Dalam praktiknya, YS berperan sebagai calo, mencari pemesan SIM B2 palsu dari calon karyawan dengan tarif Rp 1,3 juta.
Data korban kemudian dikirim melalui WhatsApp kepada MD, yang mendapatkan upah Rp 400.000 untuk setiap SIM palsu yang berhasil dibuat.
"Data yang dikirim meliputi identitas, foto, dan tanda tangan. MD mengedit data tersebut menggunakan komputer di toko percetakan tempatnya bekerja," jelas Erwin.
Awalnya, MD berencana mencetak SIM palsu di toko tempatnya bekerja, namun setelah bosnya mengetahui, ia mencari toko lain dan menemukan LN di Jalan Jenderal Sudirman, Kelurahan Karang Anyar.
"LN menggunakan kertas PVC card kit untuk mencetak SIM tersebut.
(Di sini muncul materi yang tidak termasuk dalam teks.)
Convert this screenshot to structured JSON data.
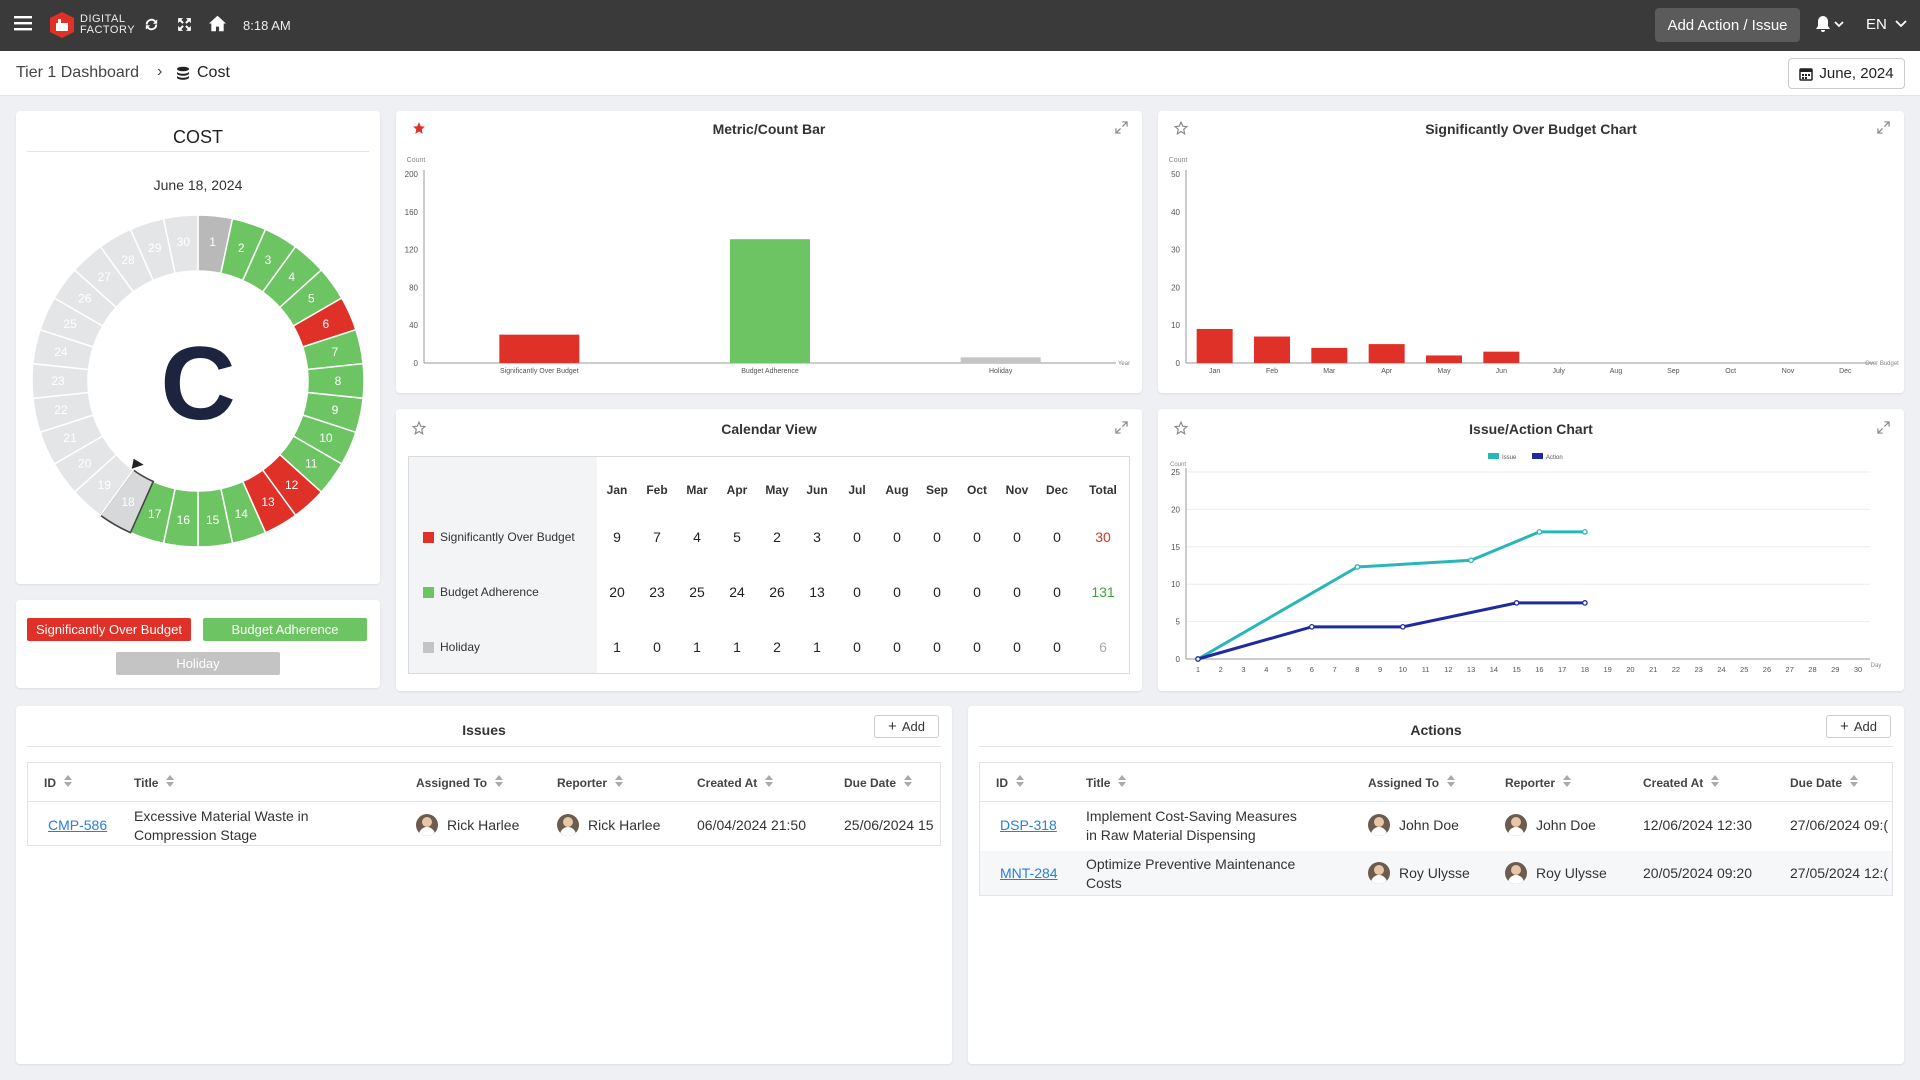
{
  "header": {
    "logo_text": "DIGITAL\nFACTORY",
    "time": "8:18 AM",
    "add_action_label": "Add Action / Issue",
    "language": "EN"
  },
  "breadcrumb": {
    "root": "Tier 1 Dashboard",
    "current": "Cost",
    "date_selector": "June, 2024"
  },
  "cost_panel": {
    "title": "COST",
    "date": "June 18, 2024",
    "letter": "C",
    "days": [
      {
        "day": 1,
        "status": "today"
      },
      {
        "day": 2,
        "status": "green"
      },
      {
        "day": 3,
        "status": "green"
      },
      {
        "day": 4,
        "status": "green"
      },
      {
        "day": 5,
        "status": "green"
      },
      {
        "day": 6,
        "status": "red"
      },
      {
        "day": 7,
        "status": "green"
      },
      {
        "day": 8,
        "status": "green"
      },
      {
        "day": 9,
        "status": "green"
      },
      {
        "day": 10,
        "status": "green"
      },
      {
        "day": 11,
        "status": "green"
      },
      {
        "day": 12,
        "status": "red"
      },
      {
        "day": 13,
        "status": "red"
      },
      {
        "day": 14,
        "status": "green"
      },
      {
        "day": 15,
        "status": "green"
      },
      {
        "day": 16,
        "status": "green"
      },
      {
        "day": 17,
        "status": "green"
      },
      {
        "day": 18,
        "status": "selected"
      },
      {
        "day": 19,
        "status": "future"
      },
      {
        "day": 20,
        "status": "future"
      },
      {
        "day": 21,
        "status": "future"
      },
      {
        "day": 22,
        "status": "future"
      },
      {
        "day": 23,
        "status": "future"
      },
      {
        "day": 24,
        "status": "future"
      },
      {
        "day": 25,
        "status": "future"
      },
      {
        "day": 26,
        "status": "future"
      },
      {
        "day": 27,
        "status": "future"
      },
      {
        "day": 28,
        "status": "future"
      },
      {
        "day": 29,
        "status": "future"
      },
      {
        "day": 30,
        "status": "future"
      }
    ],
    "legend": {
      "over": "Significantly Over Budget",
      "adherence": "Budget Adherence",
      "holiday": "Holiday"
    }
  },
  "colors": {
    "red": "#e03128",
    "green": "#6cc562",
    "gray": "#c4c4c4",
    "future": "#e4e5e7",
    "teal": "#29b6b9",
    "navy": "#1f2a9e",
    "link": "#2a7de1"
  },
  "metric_bar": {
    "title": "Metric/Count Bar",
    "chart_data": {
      "type": "bar",
      "categories": [
        "Significantly Over Budget",
        "Budget Adherence",
        "Holiday"
      ],
      "values": [
        30,
        131,
        6
      ],
      "ylabel": "Count",
      "xlabel": "Year",
      "ylim": [
        0,
        200
      ],
      "yticks": [
        0,
        40,
        80,
        120,
        160,
        200
      ]
    }
  },
  "over_budget_chart": {
    "title": "Significantly Over Budget Chart",
    "chart_data": {
      "type": "bar",
      "categories": [
        "Jan",
        "Feb",
        "Mar",
        "Apr",
        "May",
        "Jun",
        "July",
        "Aug",
        "Sep",
        "Oct",
        "Nov",
        "Dec"
      ],
      "values": [
        9,
        7,
        4,
        5,
        2,
        3,
        0,
        0,
        0,
        0,
        0,
        0
      ],
      "ylabel": "Count",
      "xlabel": "Over Budget",
      "ylim": [
        0,
        50
      ],
      "yticks": [
        0,
        10,
        20,
        30,
        40,
        50
      ]
    }
  },
  "calendar_view": {
    "title": "Calendar View",
    "months": [
      "Jan",
      "Feb",
      "Mar",
      "Apr",
      "May",
      "Jun",
      "Jul",
      "Aug",
      "Sep",
      "Oct",
      "Nov",
      "Dec"
    ],
    "total_label": "Total",
    "rows": [
      {
        "label": "Significantly Over Budget",
        "values": [
          "9",
          "7",
          "4",
          "5",
          "2",
          "3",
          "0",
          "0",
          "0",
          "0",
          "0",
          "0"
        ],
        "total": "30"
      },
      {
        "label": "Budget Adherence",
        "values": [
          "20",
          "23",
          "25",
          "24",
          "26",
          "13",
          "0",
          "0",
          "0",
          "0",
          "0",
          "0"
        ],
        "total": "131"
      },
      {
        "label": "Holiday",
        "values": [
          "1",
          "0",
          "1",
          "1",
          "2",
          "1",
          "0",
          "0",
          "0",
          "0",
          "0",
          "0"
        ],
        "total": "6"
      }
    ]
  },
  "issue_action_chart": {
    "title": "Issue/Action Chart",
    "chart_data": {
      "type": "line",
      "x": [
        1,
        2,
        3,
        4,
        5,
        6,
        7,
        8,
        9,
        10,
        11,
        12,
        13,
        14,
        15,
        16,
        17,
        18,
        19,
        20,
        21,
        22,
        23,
        24,
        25,
        26,
        27,
        28,
        29,
        30
      ],
      "series": [
        {
          "name": "Issue",
          "points": [
            [
              1,
              0
            ],
            [
              8,
              12.3
            ],
            [
              13,
              13.2
            ],
            [
              16,
              17
            ],
            [
              18,
              17
            ]
          ]
        },
        {
          "name": "Action",
          "points": [
            [
              1,
              0
            ],
            [
              6,
              4.3
            ],
            [
              10,
              4.3
            ],
            [
              15,
              7.5
            ],
            [
              18,
              7.5
            ]
          ]
        }
      ],
      "ylabel": "Count",
      "xlabel": "Day",
      "ylim": [
        0,
        25
      ],
      "yticks": [
        0,
        5,
        10,
        15,
        20,
        25
      ]
    }
  },
  "issues": {
    "title": "Issues",
    "add_label": "Add",
    "columns": [
      "ID",
      "Title",
      "Assigned To",
      "Reporter",
      "Created At",
      "Due Date"
    ],
    "rows": [
      {
        "id": "CMP-586",
        "title": "Excessive Material Waste in Compression Stage",
        "assigned": "Rick Harlee",
        "reporter": "Rick Harlee",
        "created": "06/04/2024 21:50",
        "due": "25/06/2024 15"
      }
    ]
  },
  "actions": {
    "title": "Actions",
    "add_label": "Add",
    "columns": [
      "ID",
      "Title",
      "Assigned To",
      "Reporter",
      "Created At",
      "Due Date"
    ],
    "rows": [
      {
        "id": "DSP-318",
        "title": "Implement Cost-Saving Measures in Raw Material Dispensing",
        "assigned": "John Doe",
        "reporter": "John Doe",
        "created": "12/06/2024 12:30",
        "due": "27/06/2024 09:("
      },
      {
        "id": "MNT-284",
        "title": "Optimize Preventive Maintenance Costs",
        "assigned": "Roy Ulysse",
        "reporter": "Roy Ulysse",
        "created": "20/05/2024 09:20",
        "due": "27/05/2024 12:("
      }
    ]
  }
}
Setelah dicetak dengan mesin fotokopi warna, SIM palsu dipress menggunakan mesin press agar menyerupai SIM asli," urainya.
Baca Juga: Pengusaha Percetakan Spanduk Terancam 6 Tahun Penjara, Diamankan 11 Lembar SIM BII Umum
Setelah selesai, MD mengirimkan SIM palsu kepada pemesan menggunakan jasa speed boat.
"Peredaran SIM palsu ini tidak hanya terjadi di Tarakan, kami juga sempat mencegah pengiriman ke Kaltim," imbuh Erwin.
Untuk setiap SIM, MD membayar LN sebesar Rp 30.000, sementara ia meraup untung hingga Rp 850.000 per SIM yang dijual.
"Aksi pemalsuan SIM dimulai tahun 2023, sempat vakum, dan kembali aktif pada 2025. Hingga saat ini, polisi masih melakukan pengembangan terkait dugaan banyaknya SIM yang berhasil dicetak oleh MD," kata Erwin.
Secara fisik, SIM palsu tersebut memang tampak mirip dengan aslinya, namun jika dicermati, terdapat perbedaan pada hologram, ketebalan kartu, warna, huruf, dan barcode.
"Dari keterangan MD, ia sudah mencetak sekitar 30 lembar SIM, namun kami baru mengamankan 13 saja. Pengembangan kasus terus dilakukan," tegasnya.
Dalam kasus ini, polisi mengamankan berbagai barang bukti, termasuk seperangkat komputer, mesin cetak, kertas PVC, ponsel, dan bukti transaksi lainnya.
"Para tersangka kita sangkakan pasal 263 Ayat (1) KUH Pidana, dengan ancaman 6 tahun penjara," tutup Erwin.